The Problem Solving Through Inquiry and Data Analysis rubric can be found here. You MUST read it carefully before submitting your first homework. It allows you to know exactly the way in which you will be assessed, it is helpful in facilitating academic integrity.

Academic Integrity

  • Plagiarism is a serious breach of academic trust. In academic work, our words, ideas and programs are the value of our work, so turning in someone else’s work as if it were your own is a form of theft. When you use someone else’s words, ideas, or programs without crediting the source or authorship of those words, ideas, and program, you are plagiarizing. So here’s the bottom line: original work only, credit to ideas, writing, words, or programs from someone other than you. Plagiarized work will automatically receive a “0” or “F” for the assignment.

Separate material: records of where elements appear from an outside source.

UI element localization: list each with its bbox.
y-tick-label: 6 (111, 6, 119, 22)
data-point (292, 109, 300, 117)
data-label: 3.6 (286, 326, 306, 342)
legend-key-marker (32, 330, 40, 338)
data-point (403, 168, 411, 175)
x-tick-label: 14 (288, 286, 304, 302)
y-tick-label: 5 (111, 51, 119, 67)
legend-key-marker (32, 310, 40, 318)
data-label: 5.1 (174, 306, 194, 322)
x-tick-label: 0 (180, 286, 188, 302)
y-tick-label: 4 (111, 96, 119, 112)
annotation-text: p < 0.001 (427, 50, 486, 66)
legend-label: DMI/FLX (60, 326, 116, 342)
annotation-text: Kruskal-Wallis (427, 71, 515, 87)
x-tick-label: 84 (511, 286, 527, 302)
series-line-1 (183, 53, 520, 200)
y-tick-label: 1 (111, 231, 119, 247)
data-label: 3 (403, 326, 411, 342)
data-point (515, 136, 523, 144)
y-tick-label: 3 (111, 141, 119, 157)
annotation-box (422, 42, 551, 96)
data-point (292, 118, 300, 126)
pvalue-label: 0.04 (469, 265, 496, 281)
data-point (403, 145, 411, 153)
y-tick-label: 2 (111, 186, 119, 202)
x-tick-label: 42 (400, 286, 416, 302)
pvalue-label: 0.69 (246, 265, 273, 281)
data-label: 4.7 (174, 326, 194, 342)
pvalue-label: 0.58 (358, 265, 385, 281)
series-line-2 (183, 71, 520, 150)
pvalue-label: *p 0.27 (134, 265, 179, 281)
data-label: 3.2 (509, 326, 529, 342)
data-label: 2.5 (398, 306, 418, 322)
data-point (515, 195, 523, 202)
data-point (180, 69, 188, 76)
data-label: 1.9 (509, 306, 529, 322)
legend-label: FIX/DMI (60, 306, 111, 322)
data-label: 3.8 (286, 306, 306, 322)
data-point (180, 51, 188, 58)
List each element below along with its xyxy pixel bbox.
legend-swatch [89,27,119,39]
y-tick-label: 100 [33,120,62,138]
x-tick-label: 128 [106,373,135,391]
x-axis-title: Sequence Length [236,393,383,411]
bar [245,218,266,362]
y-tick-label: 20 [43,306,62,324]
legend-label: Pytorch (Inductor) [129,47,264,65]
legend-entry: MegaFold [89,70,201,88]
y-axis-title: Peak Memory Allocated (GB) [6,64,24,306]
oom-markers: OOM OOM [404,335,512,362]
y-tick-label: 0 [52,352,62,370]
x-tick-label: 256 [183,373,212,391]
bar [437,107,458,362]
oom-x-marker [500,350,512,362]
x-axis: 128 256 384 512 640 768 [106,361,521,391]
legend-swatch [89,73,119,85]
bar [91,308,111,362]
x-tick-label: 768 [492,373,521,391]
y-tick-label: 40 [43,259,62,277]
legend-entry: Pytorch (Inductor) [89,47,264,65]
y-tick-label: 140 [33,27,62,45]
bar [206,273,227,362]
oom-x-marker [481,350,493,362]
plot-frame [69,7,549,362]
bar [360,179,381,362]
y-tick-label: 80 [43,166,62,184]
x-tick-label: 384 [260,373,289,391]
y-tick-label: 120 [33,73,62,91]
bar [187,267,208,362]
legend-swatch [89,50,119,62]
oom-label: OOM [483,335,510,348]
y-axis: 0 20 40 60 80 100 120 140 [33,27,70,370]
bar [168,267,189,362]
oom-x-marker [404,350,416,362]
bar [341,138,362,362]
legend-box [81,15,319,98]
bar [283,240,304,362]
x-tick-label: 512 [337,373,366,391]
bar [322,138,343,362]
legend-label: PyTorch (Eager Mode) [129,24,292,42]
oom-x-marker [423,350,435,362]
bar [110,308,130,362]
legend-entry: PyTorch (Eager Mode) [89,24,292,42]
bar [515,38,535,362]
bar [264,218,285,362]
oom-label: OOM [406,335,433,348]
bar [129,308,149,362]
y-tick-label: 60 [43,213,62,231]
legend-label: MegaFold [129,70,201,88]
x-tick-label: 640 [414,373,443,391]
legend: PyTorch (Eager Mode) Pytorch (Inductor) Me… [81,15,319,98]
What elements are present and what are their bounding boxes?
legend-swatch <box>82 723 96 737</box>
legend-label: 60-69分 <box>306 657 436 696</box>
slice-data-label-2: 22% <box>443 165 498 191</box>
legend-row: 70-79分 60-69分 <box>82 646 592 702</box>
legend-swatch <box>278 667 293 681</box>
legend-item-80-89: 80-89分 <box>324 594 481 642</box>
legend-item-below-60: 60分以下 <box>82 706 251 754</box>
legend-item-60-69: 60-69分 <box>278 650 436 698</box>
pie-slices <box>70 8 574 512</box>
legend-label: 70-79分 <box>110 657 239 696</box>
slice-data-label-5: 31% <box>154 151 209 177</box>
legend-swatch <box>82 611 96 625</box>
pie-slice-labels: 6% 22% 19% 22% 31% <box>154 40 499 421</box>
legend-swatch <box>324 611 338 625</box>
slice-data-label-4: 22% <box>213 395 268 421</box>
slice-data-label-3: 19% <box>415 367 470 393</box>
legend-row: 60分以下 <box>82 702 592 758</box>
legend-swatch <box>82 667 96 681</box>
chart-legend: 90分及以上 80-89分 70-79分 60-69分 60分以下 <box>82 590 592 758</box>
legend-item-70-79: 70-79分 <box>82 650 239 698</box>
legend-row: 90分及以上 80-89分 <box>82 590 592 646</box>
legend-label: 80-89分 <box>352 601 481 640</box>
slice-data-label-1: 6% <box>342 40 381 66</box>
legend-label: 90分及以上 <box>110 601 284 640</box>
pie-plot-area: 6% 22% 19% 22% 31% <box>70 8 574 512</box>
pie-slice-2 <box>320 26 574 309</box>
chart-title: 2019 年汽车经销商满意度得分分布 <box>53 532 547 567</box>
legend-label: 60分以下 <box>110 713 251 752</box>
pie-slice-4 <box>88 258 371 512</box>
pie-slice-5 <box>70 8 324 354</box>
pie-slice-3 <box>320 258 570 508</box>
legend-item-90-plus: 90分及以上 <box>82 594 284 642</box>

  • Since cheating usually arises out of desperation and everyone has an occasional problem and finishes their work late, this class accepts late homework submission, but with a 15% per day penalty. We encourage you to complete your homework rather than drop it. Any oral discussion with classmates, TA and lecturer are welcomed, but you MUST NOT share any of your code in any form.